Exploring Resolution-Wise Shared Attention in Hybrid Mamba-U-Nets for Improved Cross-Corpus Speech Enhancement
Nikolai Lund Kühne, Jesper Jensen, Jan Østergaard, Zheng-Hua Tan
TL;DR
This work tackles robustness in cross-corpus speech enhancement by introducing a hybrid Mamba-attention U-Net that employs resolution-wise shared attention (RWSA) across corresponding time and frequency scales. The RWSA-MambaUNet integrates MambAttention blocks with a U-Net architecture and shared attention across the downsampling and upsampling paths to align global temporal and spectral relations. Empirical results on two out-of-domain test sets (DNS 2020 and EARS-WHAM_v2) demonstrate state-of-the-art generalization with small models and also reveal substantial reductions in parameters and FLOPs compared to baselines.
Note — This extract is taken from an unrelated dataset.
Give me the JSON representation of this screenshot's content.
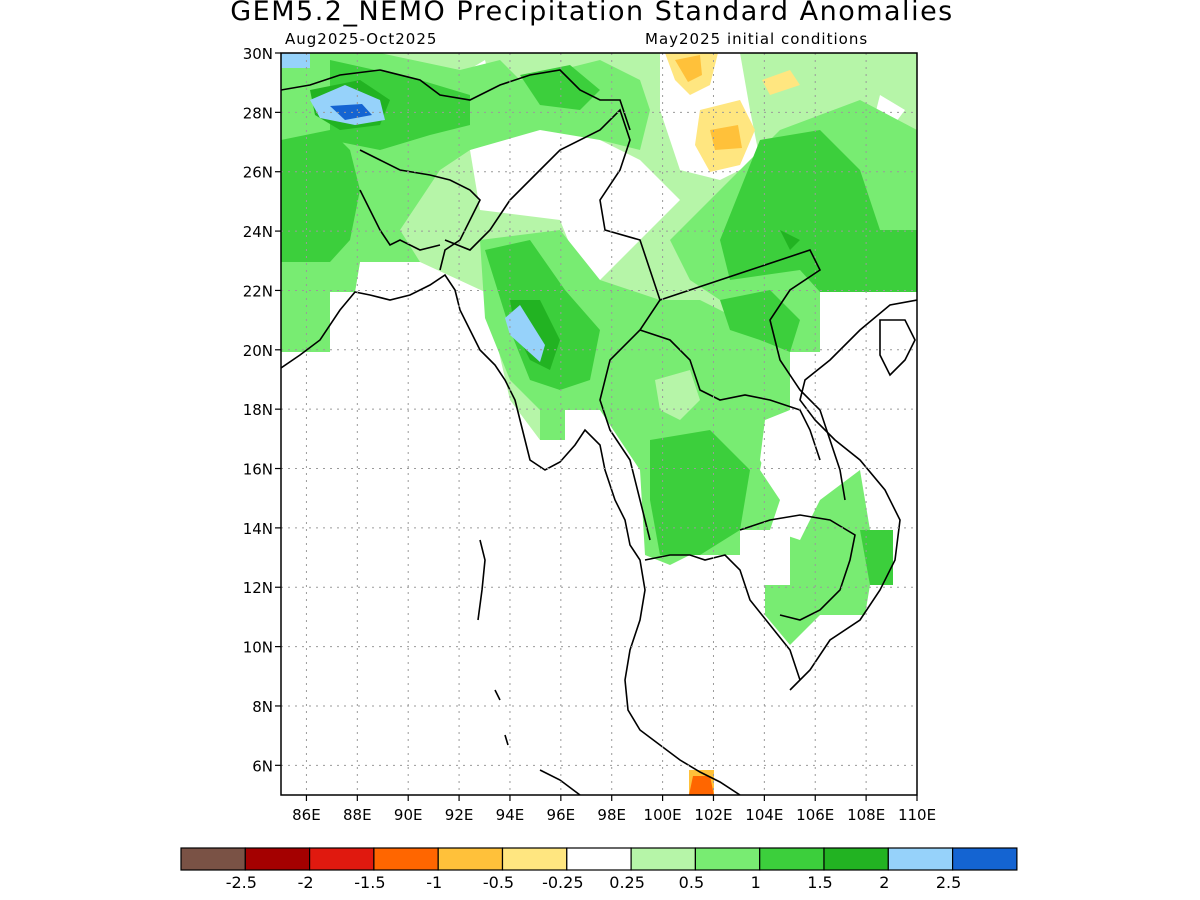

The approach offers a practical, efficient route to robust speech enhancement across diverse acoustic conditions, with code made publicly available.
Abstract
Recent advances in speech enhancement have shown that models combining Mamba and attention mechanisms yield superior cross-corpus generalization performance. At the same time, integrating Mamba in a U-Net structure has yielded state-of-the-art enhancement performance, while reducing both model size and computational complexity. Inspired by these insights, we propose RWSA-MambaUNet, a novel and efficient hybrid model combining Mamba and multi-head attention in a U-Net structure for improved cross-corpus performance. Resolution-wise shared attention (RWSA) refers to layerwise attention-sharing across corresponding time- and frequency resolutions. Our best-performing RWSA-MambaUNet model achieves state-of-the-art generalization performance on two out-of-domain test sets. Notably, our smallest model surpasses all baselines on the out-of-domain DNS 2020 test set in terms of PESQ, SSNR, and ESTOI, and on the out-of-domain EARS-WHAM_v2 test set in terms of SSNR, ESTOI, and SI-SDR, while using less than half the model parameters and a fraction of the FLOPs.